Crowdfunding is becoming more and more popular in the United States and it is even showing up as an option for real estate developers. As appealing as crowdfunding can sound, it is not always the best option for your needs. Every real estate developer, whether they intend to use crowdfunding or not, should become familiar with the challenges of crowdfunding in case they ever decide to give the finance option a try.
Crowdfunding is a sort of direct opposite option to standard project funding. Under normal circumstances, an investor would get the entire amount of the project done by one lender using one agreement.
With crowdfunding, your real estate investment opportunity becomes a security that is offered to an entire investment community. People buy shares in your opportunity and then you use that money to fund your project.
Crowdfunding adds a layer of regulatory demands that utilizing one funding source does not. As the real estate developer offering the investment opportunity, you would have to file the standard regulation D filings as required by the SEC for each state where you have investors based. These forms are simple enough to fill out, but they can become a burden if you have investors located all over the country.

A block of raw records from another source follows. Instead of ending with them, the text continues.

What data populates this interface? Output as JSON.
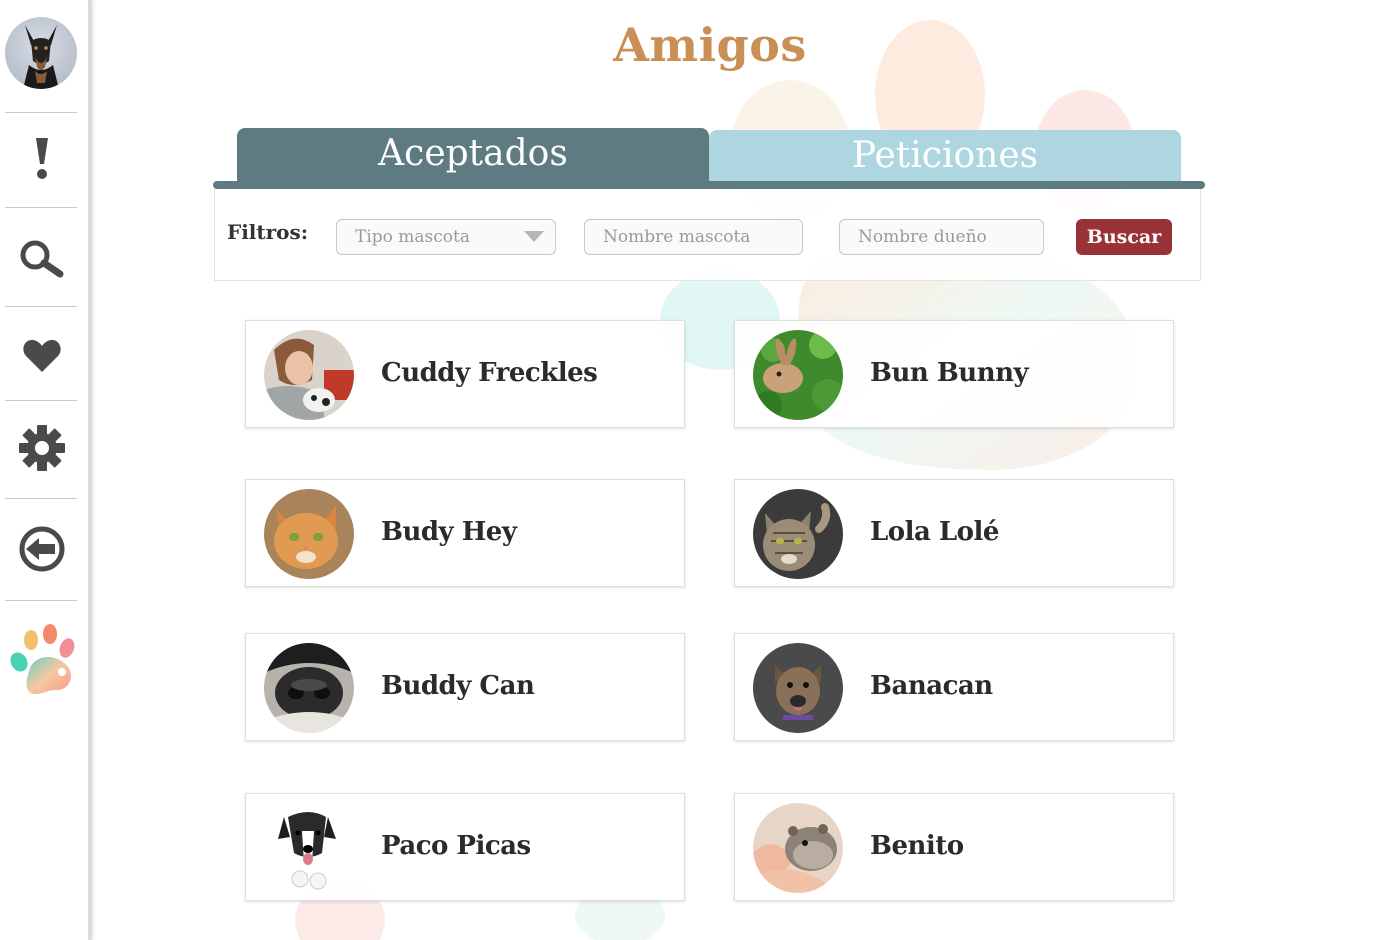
{
  "header": {
    "title": "Amigos"
  },
  "tabs": [
    {
      "label": "Aceptados",
      "active": true
    },
    {
      "label": "Peticiones",
      "active": false
    }
  ],
  "filters": {
    "label": "Filtros:",
    "pet_type_placeholder": "Tipo mascota",
    "pet_name_placeholder": "Nombre mascota",
    "owner_name_placeholder": "Nombre dueño",
    "search_label": "Buscar"
  },
  "sidebar": {
    "items": [
      {
        "icon": "profile-avatar"
      },
      {
        "icon": "exclamation-icon"
      },
      {
        "icon": "search-icon"
      },
      {
        "icon": "heart-icon"
      },
      {
        "icon": "gear-icon"
      },
      {
        "icon": "logout-icon"
      },
      {
        "icon": "paw-logo-icon"
      }
    ]
  },
  "friends": [
    {
      "name": "Cuddy Freckles"
    },
    {
      "name": "Bun Bunny"
    },
    {
      "name": "Budy Hey"
    },
    {
      "name": "Lola Lolé"
    },
    {
      "name": "Buddy Can"
    },
    {
      "name": "Banacan"
    },
    {
      "name": "Paco Picas"
    },
    {
      "name": "Benito"
    }
  ],
  "colors": {
    "title": "#c98f55",
    "tab_active": "#5e7b82",
    "tab_inactive": "#aed6e0",
    "search_button": "#993237",
    "icon": "#4a4a4a"
  }
}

One thing that many real estate developers agree on is that crowdfunding provides major challenges when it comes to timing. In some cases, a developer only has a couple of months to get their funding together to get a project off the ground. With crowdfunding, there is no urgency for investors to respond to your project, so it can be difficult to get the funding you need in time.
While there have not been a string of scandals that have threatened to undermine the integrity of crowdfunding, there is also not a long history of large projects being funded by the process either. The lack of stories about the SEC shutting down crowdfunding websites should help lend to its credibility, but the fact is that many developers want a history of success that crowdfunding is still in the process of developing.
Crowdfunding does have the reputation of being a bit unpredictable, and that makes it difficult for developers to feel comfortable using crowdfunding as a consistent financing option. While crowdfunding can sound convenient, you may find that it does not fit your needs with every project. At best, it will probably wind up being an option you try when all other options fail.
Many developers who use crowdfunding for the first time jump into the process thinking that the crowdfunding website accredits every investor. In crowdfunding, it is the developer's responsibility to accredit every investor and make sure that investors are who and what they say they are. This is another layer added in by crowdfunding that can slow the process down and become a headache for developers.
As an alternative financing source, crowdfunding is there for real estate developers to use. But the entire crowdfunding industry is still evolving and it might not be in a developer's best interests to consider crowdfunding a reliable and first-line source of project funding.